Freud might have said these people have a death wish, Farley observed. “But from what I’ve observed about humanitarian workers, they have a great love of life.”


Like many American relief workers, Maxman and Martone were Peace Corps volunteers. Fresh out of college and new to her assigned country, Lesotho, she recalls, “I was bitten by the bug of loving passionately what I was doing. I know this sounds like a cliche, but no matter how hard I worked, I was gaining more than I could possibly give.”

After his tour in the Peace Corps in Liberia, Martone, who grew up outside of Boston, worked as a psychiatric nurse before signing up with the International Rescue Committee.

Martone is familiar with severe stress; when he was a Peace Corps volunteer, he was abducted and held hostage by soldiers during a coup in Liberia. He thinks he may have chosen relief work as a way of facing the fear lingering from that experience.

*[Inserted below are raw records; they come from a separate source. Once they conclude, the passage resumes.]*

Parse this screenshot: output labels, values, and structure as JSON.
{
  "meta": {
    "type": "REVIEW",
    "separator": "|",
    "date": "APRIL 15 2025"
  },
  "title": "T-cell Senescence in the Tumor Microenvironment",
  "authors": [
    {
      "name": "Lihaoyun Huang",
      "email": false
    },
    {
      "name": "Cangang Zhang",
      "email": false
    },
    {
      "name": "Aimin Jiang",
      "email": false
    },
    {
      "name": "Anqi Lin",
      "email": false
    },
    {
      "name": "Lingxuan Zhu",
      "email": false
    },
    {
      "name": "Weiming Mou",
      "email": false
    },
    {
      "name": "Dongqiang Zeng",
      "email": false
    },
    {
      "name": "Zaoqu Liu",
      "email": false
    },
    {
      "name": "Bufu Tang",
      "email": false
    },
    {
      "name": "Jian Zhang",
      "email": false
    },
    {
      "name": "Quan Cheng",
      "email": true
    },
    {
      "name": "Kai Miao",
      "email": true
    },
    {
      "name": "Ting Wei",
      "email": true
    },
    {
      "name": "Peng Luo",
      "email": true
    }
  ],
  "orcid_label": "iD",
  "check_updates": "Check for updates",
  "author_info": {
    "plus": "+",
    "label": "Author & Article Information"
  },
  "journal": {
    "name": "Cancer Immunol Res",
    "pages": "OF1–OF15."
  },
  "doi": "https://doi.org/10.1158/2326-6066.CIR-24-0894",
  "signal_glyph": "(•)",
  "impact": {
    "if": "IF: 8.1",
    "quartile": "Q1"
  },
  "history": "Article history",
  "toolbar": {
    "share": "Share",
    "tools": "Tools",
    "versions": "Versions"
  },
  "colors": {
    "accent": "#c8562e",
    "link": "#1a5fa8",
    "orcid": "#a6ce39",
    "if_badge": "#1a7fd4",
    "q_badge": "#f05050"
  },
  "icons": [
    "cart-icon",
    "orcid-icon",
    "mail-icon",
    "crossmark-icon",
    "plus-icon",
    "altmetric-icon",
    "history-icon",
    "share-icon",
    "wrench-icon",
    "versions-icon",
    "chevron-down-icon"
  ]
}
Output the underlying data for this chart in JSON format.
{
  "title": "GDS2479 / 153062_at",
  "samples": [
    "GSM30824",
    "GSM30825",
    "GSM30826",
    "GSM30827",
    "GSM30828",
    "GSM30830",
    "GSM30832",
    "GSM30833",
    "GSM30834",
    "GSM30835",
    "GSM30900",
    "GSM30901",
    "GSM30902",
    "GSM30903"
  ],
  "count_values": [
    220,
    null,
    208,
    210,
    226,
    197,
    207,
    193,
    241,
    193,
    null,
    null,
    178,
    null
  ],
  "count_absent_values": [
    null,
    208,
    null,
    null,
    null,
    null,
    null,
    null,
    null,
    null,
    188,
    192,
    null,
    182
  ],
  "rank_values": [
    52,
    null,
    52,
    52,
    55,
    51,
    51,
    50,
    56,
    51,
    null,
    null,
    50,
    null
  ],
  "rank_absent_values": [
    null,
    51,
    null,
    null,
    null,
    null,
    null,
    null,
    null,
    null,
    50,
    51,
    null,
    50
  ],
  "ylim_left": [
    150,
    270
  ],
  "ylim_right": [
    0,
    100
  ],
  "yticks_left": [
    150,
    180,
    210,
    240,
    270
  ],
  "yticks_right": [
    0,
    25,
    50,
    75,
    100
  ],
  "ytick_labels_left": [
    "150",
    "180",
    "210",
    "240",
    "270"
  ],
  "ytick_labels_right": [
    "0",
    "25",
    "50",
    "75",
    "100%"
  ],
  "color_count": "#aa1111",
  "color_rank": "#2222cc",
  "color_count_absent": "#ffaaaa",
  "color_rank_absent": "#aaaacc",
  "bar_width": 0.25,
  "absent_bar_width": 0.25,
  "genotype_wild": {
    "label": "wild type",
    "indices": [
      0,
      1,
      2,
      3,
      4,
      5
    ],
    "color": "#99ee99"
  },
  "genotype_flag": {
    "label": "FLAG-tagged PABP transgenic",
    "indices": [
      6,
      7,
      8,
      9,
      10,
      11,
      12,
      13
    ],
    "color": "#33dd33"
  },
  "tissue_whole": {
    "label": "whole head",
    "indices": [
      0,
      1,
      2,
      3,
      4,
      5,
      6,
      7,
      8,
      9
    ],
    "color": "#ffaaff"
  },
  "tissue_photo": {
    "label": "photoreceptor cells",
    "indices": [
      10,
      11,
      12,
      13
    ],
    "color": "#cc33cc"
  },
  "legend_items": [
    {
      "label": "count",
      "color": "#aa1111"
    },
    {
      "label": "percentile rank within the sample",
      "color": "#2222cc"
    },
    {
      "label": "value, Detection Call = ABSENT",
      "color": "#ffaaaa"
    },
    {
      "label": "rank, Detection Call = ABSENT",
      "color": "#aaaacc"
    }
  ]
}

Relief workers are surprisingly frank about having moments of fear and despair. They don’t shy away from words like “overwhelmed” or “burned-out.”

“In Rwanda,” Maxman said, “there were some days when you wanted to cry and shrivel up and go away.”

What kept her going was the people she was helping. “This woman had had the worst things that could possibly happen,” Maxman said. “Her husband was killed, she’d been raped. Still, she went on. People do get on.”


For his part, Martone prefers to say that relief workers “empty out” rather than `burn out.”’

“You can get emptied out and fill up again.” he said, “Burned-out sounds permanent.”

There’s a lot of beer consumed, Martone says, and a lot of escapist literature, mainly science fiction. And there is time off. Relief organization supervisors do give leave for R&R to their workers in Macedonia and Albania _ usually after three weeks.

For all the difficulty of the work, there is no shortage of people willing to sign up. Susan Barr, CARE’s director of staffing, gets an astonishing 100 applications every day, and more during well-publicized humanitarian disasters.

Barr, who is eminently practical, has to guard against the disastrous possibility of having a CARE worker break down in a crisis. First, she says, applicants must have worked internationally before. Next, she seeks people who have proven they can cope with enormous amounts of change and stress, and function without orders.

And, she looks for people with a sense of humor, with some constructive way to relieve stress. Barr, herself a former field worker in Zaire and Ethiopia, remembers her own stress relief system, which she admits was not very sophisticated.

“I’d go into the bathroom and shut the door and cry,” she said. “It’s better than yelling at the refugees, breaking down in public, or drinking too much.”


Relief workers in these stressful circumstances can get impatient, even ornery. Nothing makes them madder than a TV producer asking them to come up with a starving child or a traumatized victim. And, as Jim Bishop, director of humanitarian response at Interaction, a Washington-based consortium of international relief agencies, said, “You tend to get angry when you have people dying in front of you.”

At their worst, some relief workers are seen as “cowboys” by others, people who show off resumes with Chechnya and Rwanda and Somalia.

Maxman wants to be more than a cowboy. “I can give something. I can give it thoughtfully and appropriately. I don’t like boasting about myself, but I have it in me to do it in the most challenging environments.”